History of Sweet Peas

Fragrant sweet pea flowers are native to Sicily and Southern Italy. A Sicilian monk name Cupani sent seed to Dr. Uvedale in Enfield, England, in the 17th Century. (The sweet pea flower named ‘Cupani’ is thought to be the most like the native.) In 1730, a sweet pea flower named ‘Painted Lady’ was developed. Eckford, from Scotland, worked on sweet pea breeding and developed the grandiflora types which have larger flowers and more color selection. Then, in Althorp, England, at the country seat of the Earl of Spencer (related to Lady Diana), crosses produced ‘Prima Donna’ and other outstanding sweet peas called ‘Spencers’.

The Royal series was developed by the Ferry-Morse Company in the U.S. Frank Cuthbertson, from the Ferry-Morse Co., crossed Spencer and an early flowering sweet pea to produce the ‘Cuthbertson’ type, which is supposed to tolerate hot weather better. Hammett, from New Zealand, developed the striped ‘Streamers’.

TYPES OF SWEET PEAS (Lathyrus odoratus) Sweet peas have a number of classifications. Here are a few of the more common. Others, not mentioned here, include ‘Early’ and ‘Cuthbertson’.

Antique (Grandiflora): Developed by Henry Eckford in Scotland in the late 19th Century. Flowers often appear hooded and are smaller with shorter stems. Very fragrant. Vines grow 5 to 7 feet.
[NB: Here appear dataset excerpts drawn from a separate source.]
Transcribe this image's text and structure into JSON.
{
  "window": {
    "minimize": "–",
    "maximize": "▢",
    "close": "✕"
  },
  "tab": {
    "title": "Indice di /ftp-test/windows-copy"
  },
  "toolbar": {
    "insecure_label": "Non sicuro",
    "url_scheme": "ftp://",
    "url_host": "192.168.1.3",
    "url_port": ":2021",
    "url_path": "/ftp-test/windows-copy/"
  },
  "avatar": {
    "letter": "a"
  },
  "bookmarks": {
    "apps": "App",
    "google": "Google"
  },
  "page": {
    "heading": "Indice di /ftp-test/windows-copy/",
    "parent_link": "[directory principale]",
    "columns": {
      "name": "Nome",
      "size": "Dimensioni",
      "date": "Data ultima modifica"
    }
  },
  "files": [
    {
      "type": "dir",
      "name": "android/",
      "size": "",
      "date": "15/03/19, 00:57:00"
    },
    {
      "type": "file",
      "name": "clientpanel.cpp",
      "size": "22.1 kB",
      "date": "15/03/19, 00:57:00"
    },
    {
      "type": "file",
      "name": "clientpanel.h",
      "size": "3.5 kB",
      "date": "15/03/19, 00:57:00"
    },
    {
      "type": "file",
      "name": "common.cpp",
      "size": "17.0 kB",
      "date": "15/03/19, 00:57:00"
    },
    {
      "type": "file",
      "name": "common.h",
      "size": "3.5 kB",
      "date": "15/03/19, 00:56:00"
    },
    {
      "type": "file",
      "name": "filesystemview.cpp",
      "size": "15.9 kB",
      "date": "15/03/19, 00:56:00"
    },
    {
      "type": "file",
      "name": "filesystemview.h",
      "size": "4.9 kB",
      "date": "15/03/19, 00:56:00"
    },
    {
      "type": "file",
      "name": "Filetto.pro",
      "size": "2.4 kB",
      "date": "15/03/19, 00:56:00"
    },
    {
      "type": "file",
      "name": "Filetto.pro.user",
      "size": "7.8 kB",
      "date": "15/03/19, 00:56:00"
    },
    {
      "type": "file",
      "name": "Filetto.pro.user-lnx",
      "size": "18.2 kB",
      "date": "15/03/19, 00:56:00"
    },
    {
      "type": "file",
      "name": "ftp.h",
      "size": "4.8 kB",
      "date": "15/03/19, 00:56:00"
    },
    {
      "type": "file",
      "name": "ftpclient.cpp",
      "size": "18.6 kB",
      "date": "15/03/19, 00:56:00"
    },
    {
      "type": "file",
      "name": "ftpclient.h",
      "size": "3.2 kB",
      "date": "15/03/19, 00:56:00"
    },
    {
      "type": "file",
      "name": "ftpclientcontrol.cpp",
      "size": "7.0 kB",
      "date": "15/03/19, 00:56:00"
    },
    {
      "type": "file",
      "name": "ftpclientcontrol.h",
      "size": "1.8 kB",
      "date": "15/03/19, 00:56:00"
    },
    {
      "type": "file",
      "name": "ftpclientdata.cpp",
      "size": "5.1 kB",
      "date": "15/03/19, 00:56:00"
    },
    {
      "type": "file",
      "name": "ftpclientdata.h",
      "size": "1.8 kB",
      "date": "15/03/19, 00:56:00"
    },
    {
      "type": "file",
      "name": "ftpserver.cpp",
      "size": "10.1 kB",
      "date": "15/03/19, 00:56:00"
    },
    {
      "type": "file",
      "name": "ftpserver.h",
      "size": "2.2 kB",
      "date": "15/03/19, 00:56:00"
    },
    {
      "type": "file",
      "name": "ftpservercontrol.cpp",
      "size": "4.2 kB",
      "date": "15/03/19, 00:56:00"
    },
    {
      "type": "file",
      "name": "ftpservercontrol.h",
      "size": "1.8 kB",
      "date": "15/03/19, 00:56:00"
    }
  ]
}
Spencer: Large range of colors with long stems, and varying degrees of fragrance. Usually four blooms per stem and petals are often ruffled. Most highly prized by exhibitors. Vines grow 6 to 8 feet.

Royal: This series was developed by the Ferry-Morse Company. They come in about a dozen distinct colors. Vines grow 6 to 8 feet.

Streamer: Developed by a sweet pea breeder named Hammett in New Zealand, these large flowers have petals striped with white and another color which could be purple, orange, pink, red, or chocolate. 5-6 foot vines.

Dwarf and Semi-Dwarf: Can be grown without support. Some are suitable for pots and hanging baskets. One common variety is the Knee-Hi mix. Individual colors also available.

Perennial (Lathyrus latifolius): These have no fragrance and are found only in pinks and whites. They will naturalize and work well on a trellis or fence where you can just let them go.